Fighting climate change with geoengineering could cost as little as $2 billion per year, according to a new report.

Sum of the Particles

The long-term outlook on climate change is bleak. Last month, a United Nations report found that the international community's current efforts are unlikely to stave off catastrophic global fallout.

That gloomy consensus is driving some researchers to investigate moonshot solutions, including an idea so extreme that it has divided scientific community: geoengineering our own planet by releasing particles into the stratosphere that will deflect sunlight and prevent future warming.

Backup Plan

A new study by researchers from Harvard and Yale, published Friday in the journal Environmental Research Letters, found that building a fleet of high-altitude planes to release sunlight-blocking particles could cost just $2 or $3 billion per year — a drop in the bucket compared to the tens of trillions of dollars in climate-related damages the UN report predicted.
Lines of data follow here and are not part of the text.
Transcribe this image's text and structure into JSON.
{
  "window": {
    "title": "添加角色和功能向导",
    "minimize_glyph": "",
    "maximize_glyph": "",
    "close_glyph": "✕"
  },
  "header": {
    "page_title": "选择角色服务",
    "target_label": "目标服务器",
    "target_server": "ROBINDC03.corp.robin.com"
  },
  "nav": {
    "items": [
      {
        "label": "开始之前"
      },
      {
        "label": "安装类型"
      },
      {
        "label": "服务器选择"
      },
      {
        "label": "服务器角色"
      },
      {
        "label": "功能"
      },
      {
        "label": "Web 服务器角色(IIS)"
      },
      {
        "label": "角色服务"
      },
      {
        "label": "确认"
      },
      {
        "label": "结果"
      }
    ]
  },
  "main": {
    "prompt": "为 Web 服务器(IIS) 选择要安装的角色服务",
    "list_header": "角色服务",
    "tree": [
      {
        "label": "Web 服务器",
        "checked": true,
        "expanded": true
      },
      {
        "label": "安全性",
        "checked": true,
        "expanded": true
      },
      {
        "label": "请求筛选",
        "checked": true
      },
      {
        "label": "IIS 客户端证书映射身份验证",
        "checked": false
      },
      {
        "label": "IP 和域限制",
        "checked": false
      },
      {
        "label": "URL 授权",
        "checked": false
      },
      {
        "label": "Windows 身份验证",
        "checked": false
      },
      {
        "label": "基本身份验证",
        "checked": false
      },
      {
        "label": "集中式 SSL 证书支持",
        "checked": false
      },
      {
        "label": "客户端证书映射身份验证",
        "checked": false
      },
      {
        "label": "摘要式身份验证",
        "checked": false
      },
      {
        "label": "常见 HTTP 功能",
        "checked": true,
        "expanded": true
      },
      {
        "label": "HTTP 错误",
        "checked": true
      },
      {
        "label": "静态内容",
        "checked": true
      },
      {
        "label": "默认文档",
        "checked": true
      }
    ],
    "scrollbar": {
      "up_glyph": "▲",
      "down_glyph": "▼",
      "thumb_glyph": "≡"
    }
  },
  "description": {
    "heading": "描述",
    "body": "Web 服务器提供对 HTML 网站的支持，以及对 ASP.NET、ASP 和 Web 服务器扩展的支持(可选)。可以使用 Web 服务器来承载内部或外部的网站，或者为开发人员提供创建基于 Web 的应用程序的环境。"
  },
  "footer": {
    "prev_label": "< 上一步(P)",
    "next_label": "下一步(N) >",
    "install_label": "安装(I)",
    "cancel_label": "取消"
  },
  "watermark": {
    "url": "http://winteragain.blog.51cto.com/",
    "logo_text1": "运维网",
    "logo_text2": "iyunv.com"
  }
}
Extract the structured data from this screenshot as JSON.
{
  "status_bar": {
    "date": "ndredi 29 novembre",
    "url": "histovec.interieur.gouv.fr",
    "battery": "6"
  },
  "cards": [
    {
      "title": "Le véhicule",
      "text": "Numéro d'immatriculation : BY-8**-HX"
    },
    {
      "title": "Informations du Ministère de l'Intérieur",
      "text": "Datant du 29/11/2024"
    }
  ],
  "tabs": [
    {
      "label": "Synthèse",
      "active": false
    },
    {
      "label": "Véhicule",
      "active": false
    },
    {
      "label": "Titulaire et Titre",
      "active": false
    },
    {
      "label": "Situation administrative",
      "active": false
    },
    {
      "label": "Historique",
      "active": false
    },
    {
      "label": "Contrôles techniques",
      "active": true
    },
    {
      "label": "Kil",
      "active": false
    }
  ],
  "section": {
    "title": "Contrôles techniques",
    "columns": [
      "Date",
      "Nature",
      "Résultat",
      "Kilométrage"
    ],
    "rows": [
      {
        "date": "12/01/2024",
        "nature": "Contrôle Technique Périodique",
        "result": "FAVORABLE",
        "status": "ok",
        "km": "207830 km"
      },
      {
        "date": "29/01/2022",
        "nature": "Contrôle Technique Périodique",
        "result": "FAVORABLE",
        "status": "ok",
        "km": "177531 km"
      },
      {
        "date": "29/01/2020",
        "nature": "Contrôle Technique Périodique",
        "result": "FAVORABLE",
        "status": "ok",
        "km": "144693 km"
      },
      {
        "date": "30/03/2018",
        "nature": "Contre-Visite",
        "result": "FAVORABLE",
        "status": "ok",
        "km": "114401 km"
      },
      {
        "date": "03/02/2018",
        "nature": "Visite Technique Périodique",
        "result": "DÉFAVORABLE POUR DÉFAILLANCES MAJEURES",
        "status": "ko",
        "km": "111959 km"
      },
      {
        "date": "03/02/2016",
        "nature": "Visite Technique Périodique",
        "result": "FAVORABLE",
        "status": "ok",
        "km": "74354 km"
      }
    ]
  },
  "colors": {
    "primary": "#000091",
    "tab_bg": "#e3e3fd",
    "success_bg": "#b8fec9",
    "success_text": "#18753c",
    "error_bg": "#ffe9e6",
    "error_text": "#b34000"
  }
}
The report's authors found that the effort could be pulled off by about 100 specially-designed aircraft, which would eventually make a total of about 60,000 flights per year. That's not an enormous program, they wrote, but it is substantial enough that a rogue nation wouldn't be able to pull off something comparable in secret.

Risky Business

Many scientists oppose geoengineering. They argue that it could have unintended consequences and that it treats the symptoms of climate changes instead of the causes.

But other researchers say it's imperative to investigate the effects of programs like the sunlight-blocking particles before governments start their own geoengineering programs to fight climate change.

"Unfortunately, climate change is dire enough for us to have to consider drastic action," University of Bristol Earth scientist Matthew Watson, who was not an author of the paper, told The Guardian. "Some argue against researching these ideas but personally I think that is a mistake. There may come a time, in a future not so far away, where it would be immoral not to intervene."